Fernanda imediatamente entrou na conversa, passando pelo
início trivial que
toda a boa educação preza, e chegou a pergunta que queria
ler: “Vai fazer alguma coisa neste sábado?”
Encostada no fundo de um vagão do metrô, ela soltou um
sorriso tão grande e espontâneo que quem a visse de longe saberia que ela
recebeu uma mensagem boa. Até deu uma ajeitada no corpo respondeu que não e se excitou.
De alegria e de tesão. Conforme ia conversando, sentiu o bico dos seus seios se
enrijecer. Entrou por alguns segundos em transe e quando voltou a si, percebeu
que estava em um lugar público. Fechou mais o blazer, cobrindo os seios, com
receio de dar “sinal aceso”, e se virou de lado, ficando de frente para a
janela.
***
Chegou em casa e logo cumprimentou o pai, esparramado na
sala pronto para assistir o jogo do seu time. Foi para a cozinha, onde a mãe
estava preparando uns pastéis.
- Que bom que você está contente, filha? Dia bom no trabalho
hoje?
- Nada de especial, tranquilo... E por que diz que estou
contente?
- Mãe sabe – encerrou o assunto antes de ligar o fogão.
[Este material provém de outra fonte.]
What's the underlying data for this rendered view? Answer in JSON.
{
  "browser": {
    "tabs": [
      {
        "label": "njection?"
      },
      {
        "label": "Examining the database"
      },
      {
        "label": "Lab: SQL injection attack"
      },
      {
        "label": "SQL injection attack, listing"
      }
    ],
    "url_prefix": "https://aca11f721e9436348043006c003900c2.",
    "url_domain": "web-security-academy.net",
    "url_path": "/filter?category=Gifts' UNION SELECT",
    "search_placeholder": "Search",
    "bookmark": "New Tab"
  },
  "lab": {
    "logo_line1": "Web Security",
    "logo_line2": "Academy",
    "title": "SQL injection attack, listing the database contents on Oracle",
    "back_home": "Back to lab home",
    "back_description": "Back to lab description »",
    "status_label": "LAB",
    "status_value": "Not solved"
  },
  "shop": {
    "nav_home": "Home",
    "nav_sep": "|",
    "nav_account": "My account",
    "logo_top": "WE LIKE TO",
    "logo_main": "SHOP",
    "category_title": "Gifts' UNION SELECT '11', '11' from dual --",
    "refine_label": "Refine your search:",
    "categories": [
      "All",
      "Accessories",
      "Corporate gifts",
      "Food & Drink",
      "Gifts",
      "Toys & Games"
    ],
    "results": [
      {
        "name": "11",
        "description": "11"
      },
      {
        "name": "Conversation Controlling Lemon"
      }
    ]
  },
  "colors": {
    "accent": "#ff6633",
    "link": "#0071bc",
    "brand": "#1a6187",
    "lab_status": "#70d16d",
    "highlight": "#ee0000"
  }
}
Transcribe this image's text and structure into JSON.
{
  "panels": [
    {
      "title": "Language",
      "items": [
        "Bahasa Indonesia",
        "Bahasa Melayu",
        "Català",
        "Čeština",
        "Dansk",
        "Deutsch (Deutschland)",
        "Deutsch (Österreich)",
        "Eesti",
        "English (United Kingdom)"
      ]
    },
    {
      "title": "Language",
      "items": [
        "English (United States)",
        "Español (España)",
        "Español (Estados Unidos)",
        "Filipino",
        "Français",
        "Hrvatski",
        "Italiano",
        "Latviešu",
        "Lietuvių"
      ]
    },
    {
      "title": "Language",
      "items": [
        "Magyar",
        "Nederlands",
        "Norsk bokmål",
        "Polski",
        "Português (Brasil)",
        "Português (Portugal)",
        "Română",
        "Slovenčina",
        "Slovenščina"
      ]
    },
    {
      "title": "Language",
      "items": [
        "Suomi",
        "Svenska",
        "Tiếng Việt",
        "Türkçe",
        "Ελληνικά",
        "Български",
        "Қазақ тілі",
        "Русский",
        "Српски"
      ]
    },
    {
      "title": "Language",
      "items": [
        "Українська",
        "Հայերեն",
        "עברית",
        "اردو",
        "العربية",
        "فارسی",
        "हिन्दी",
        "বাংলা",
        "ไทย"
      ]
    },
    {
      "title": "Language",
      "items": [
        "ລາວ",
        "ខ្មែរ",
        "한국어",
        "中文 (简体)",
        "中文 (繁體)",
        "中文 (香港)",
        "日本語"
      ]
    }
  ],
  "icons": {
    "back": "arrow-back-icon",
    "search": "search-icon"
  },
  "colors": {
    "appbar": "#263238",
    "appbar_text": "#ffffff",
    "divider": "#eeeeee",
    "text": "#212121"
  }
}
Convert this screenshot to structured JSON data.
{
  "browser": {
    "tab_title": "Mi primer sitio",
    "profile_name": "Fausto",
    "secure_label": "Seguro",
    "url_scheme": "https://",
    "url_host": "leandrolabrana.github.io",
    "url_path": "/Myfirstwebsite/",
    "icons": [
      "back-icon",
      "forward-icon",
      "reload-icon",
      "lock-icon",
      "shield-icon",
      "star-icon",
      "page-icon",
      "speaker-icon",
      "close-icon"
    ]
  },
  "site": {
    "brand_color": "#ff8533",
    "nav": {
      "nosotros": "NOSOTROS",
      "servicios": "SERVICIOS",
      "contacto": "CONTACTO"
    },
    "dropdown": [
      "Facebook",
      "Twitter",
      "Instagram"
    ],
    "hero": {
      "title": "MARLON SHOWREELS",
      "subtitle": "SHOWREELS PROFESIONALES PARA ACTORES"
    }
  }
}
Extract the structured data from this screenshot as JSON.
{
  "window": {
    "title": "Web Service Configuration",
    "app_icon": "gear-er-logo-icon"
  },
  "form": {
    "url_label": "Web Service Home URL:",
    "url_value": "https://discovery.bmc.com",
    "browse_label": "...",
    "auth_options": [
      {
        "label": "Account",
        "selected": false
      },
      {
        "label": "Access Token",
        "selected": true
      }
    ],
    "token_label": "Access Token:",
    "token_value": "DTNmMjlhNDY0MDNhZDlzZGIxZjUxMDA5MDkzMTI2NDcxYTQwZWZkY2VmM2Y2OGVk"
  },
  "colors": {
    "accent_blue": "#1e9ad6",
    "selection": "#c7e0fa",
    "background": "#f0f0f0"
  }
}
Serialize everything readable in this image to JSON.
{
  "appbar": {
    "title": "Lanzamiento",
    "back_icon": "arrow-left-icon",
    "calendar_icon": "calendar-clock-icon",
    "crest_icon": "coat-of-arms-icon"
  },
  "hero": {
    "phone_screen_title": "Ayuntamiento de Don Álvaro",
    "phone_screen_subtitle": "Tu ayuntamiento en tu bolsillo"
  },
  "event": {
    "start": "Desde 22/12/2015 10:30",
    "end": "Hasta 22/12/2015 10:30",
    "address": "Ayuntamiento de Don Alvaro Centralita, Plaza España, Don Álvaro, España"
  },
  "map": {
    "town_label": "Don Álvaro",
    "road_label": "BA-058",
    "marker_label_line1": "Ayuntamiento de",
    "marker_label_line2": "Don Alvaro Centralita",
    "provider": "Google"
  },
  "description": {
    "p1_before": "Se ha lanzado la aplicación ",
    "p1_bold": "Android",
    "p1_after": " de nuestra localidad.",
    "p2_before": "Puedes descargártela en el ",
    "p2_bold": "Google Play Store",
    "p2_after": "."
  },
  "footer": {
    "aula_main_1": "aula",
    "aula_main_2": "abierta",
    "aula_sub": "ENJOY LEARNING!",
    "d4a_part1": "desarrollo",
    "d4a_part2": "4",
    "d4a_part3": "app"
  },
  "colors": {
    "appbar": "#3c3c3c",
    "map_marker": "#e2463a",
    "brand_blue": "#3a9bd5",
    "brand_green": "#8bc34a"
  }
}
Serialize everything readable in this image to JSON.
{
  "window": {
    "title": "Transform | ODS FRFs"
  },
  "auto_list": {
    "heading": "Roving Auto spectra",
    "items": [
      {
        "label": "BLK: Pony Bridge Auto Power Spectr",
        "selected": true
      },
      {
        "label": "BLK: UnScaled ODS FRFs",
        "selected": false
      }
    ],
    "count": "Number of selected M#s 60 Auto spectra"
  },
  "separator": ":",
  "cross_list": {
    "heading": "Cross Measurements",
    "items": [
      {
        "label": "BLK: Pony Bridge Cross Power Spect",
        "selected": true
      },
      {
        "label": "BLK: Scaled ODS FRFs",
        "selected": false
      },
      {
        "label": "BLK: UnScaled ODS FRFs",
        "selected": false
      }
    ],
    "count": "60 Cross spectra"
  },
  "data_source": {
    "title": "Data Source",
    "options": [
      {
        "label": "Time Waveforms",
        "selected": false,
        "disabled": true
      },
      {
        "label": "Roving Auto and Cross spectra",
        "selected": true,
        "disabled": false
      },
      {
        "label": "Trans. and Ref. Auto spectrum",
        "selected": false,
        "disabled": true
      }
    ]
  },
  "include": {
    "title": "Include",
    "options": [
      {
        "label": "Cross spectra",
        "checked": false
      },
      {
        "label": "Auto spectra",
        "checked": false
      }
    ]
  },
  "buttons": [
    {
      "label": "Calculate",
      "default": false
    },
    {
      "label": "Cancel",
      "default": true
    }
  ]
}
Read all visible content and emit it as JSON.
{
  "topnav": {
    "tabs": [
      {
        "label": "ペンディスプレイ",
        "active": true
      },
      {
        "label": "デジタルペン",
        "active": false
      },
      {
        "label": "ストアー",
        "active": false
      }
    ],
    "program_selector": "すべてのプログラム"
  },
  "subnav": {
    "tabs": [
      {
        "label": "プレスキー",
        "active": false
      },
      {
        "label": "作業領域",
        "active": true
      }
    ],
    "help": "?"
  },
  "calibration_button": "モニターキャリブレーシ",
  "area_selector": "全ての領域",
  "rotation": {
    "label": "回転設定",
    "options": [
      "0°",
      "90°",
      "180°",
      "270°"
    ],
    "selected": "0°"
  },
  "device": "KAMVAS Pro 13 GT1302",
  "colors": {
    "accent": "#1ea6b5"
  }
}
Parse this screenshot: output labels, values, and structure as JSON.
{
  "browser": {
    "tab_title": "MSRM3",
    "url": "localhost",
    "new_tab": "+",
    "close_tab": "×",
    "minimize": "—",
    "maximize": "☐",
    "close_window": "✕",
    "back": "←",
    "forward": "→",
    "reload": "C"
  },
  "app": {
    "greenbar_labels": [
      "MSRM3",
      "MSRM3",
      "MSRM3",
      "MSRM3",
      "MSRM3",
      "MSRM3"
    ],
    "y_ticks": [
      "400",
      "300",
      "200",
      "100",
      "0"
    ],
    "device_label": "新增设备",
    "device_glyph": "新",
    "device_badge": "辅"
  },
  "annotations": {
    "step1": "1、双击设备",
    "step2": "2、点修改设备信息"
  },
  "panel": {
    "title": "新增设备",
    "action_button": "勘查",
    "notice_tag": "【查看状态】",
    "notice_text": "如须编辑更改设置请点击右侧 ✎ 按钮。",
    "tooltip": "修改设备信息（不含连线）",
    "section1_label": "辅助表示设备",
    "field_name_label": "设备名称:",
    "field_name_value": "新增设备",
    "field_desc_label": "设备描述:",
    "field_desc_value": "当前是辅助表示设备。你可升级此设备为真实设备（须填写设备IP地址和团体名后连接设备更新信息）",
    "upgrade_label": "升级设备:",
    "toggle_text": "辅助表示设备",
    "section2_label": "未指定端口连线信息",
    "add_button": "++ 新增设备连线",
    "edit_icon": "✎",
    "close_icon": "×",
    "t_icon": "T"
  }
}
Tenho uma ótima notícia para te dar: seu pai ganhou um caso muito importante
hoje e sábado vamos sair para um lugar bem legal. E comemorar. Só não comente
nada com ele, vou fazer uma surpresa.
Sentada, Fernanda esticou o braço direito na mesa e com o
rosto em cima dele,
olhou para cima diretamente para a mãe e disse: Não vai
dar, vou sair.
- Ora, ora... Com quem?
- Um cara que eu conheci no final de semana. Não vai ser
nada de mais (mentira! Ela queria que fosse demais!).
- Ichi! Seu pai vai ficar uma fera quando souber que você
não vai com a gente, trocando por um encontro.
- Ué? Só você não contar. Diga que sairei com umas amigas,
um aniversário, trabalho da facul... Qualquer coisa!
- Tá bom.
Fernanda tinha essa conversa no melhor estilo Marisa com a mãe
enquanto devorava cada pastel que estava na sua frente. Era a ansiedade
crescendo.
Faltavam três dias. Eternos três dias.